In fact, Sharpe is mentioned in a new book by Time magazine writer Justin Fox, The Myth of the Rational Market, which explores how bankers brought the financial system to disaster. Sharpe shared the Nobel in 1990 with Harry Markowitz, who created a model equating the concept of risk with the mathematical concept of variance.

“Markowitz’s model told investors what they should do, rather than predicting what they actually do,” Krugman wrote in the New York Times in August. “But by the mid-1960s other theorists had taken the next step, analyzing financial markets on the assumption that investors actually behaved the way Markowitz’s model said they should.” The result was “an intellectually elegant theory of stock prices,” the Capital Asset Pricing Model (CAPM), which grew out of Sharpe’s doctoral dissertation written at UCLA.

Sharpe, 75, is still active in the field of personal finance as a board member of Financial Engines, a company he cofounded in 1996 that manages assets of 401(k) investors in large corporations. In response to an audience question about what he had learned from that experience, he wryly said, “I learned people do foolish things,” quickly adding that after studying markets for many years, investing is, “Not as simple as I thought it was.”

If you’re going to put retirement money in 401(k)s, he said, you base your decision by looking forward, not backward. “People take the easy way out, figuring what happened in the past is similar to what is going to happen in the future.”

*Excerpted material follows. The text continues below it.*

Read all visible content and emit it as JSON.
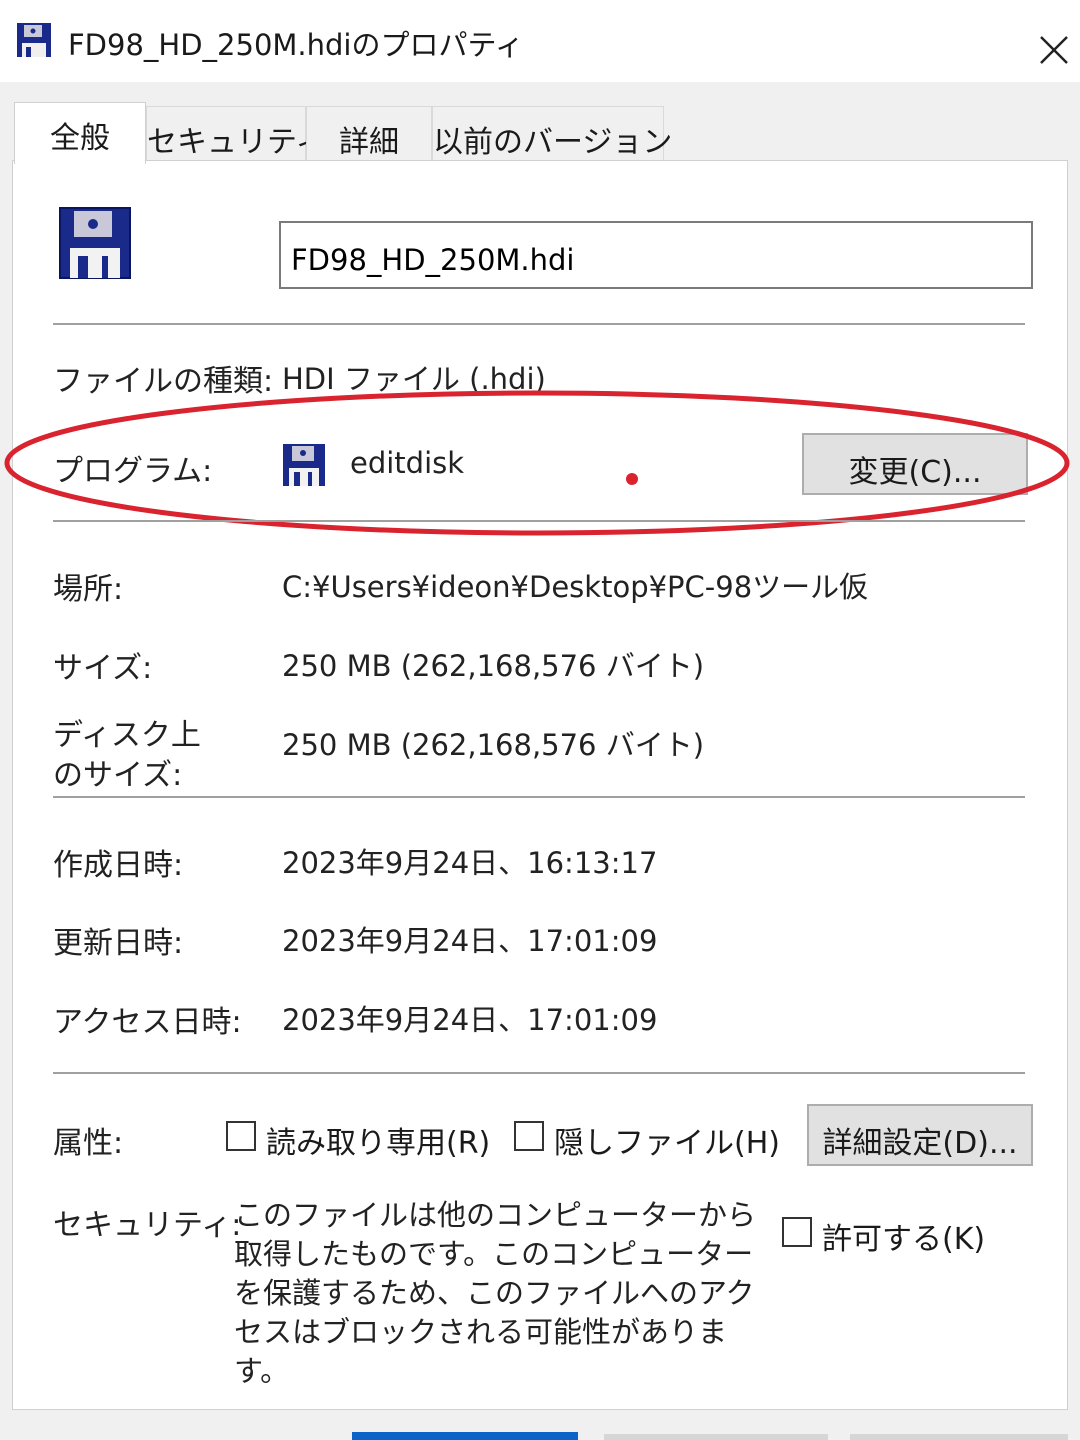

From his home in Carmel, Calif., shared with his artist wife, Kathryn, Sharpe continues to write and blog, especially about markets and equilibrium.

That was in evidence when he answered a question about global warming — whether we have enough information to halt climate change. Sharpe answered that taxes should be levied on polluters.

He said climate change involves externalities — an impact on a party that is not directly involved in the transaction. He said the issue could be seen as a case of poorly defined property rights — the air around the coal plant isn’t owned by the coal company, so is the coal company responsible?

Property rights are necessary to create reasonable equilibrium. “You need to get the property rights established so you can say whether this will cost you if you continue,” he said, and come up with a tax [on the source of the negative externality — carbon] high enough so that burning stops.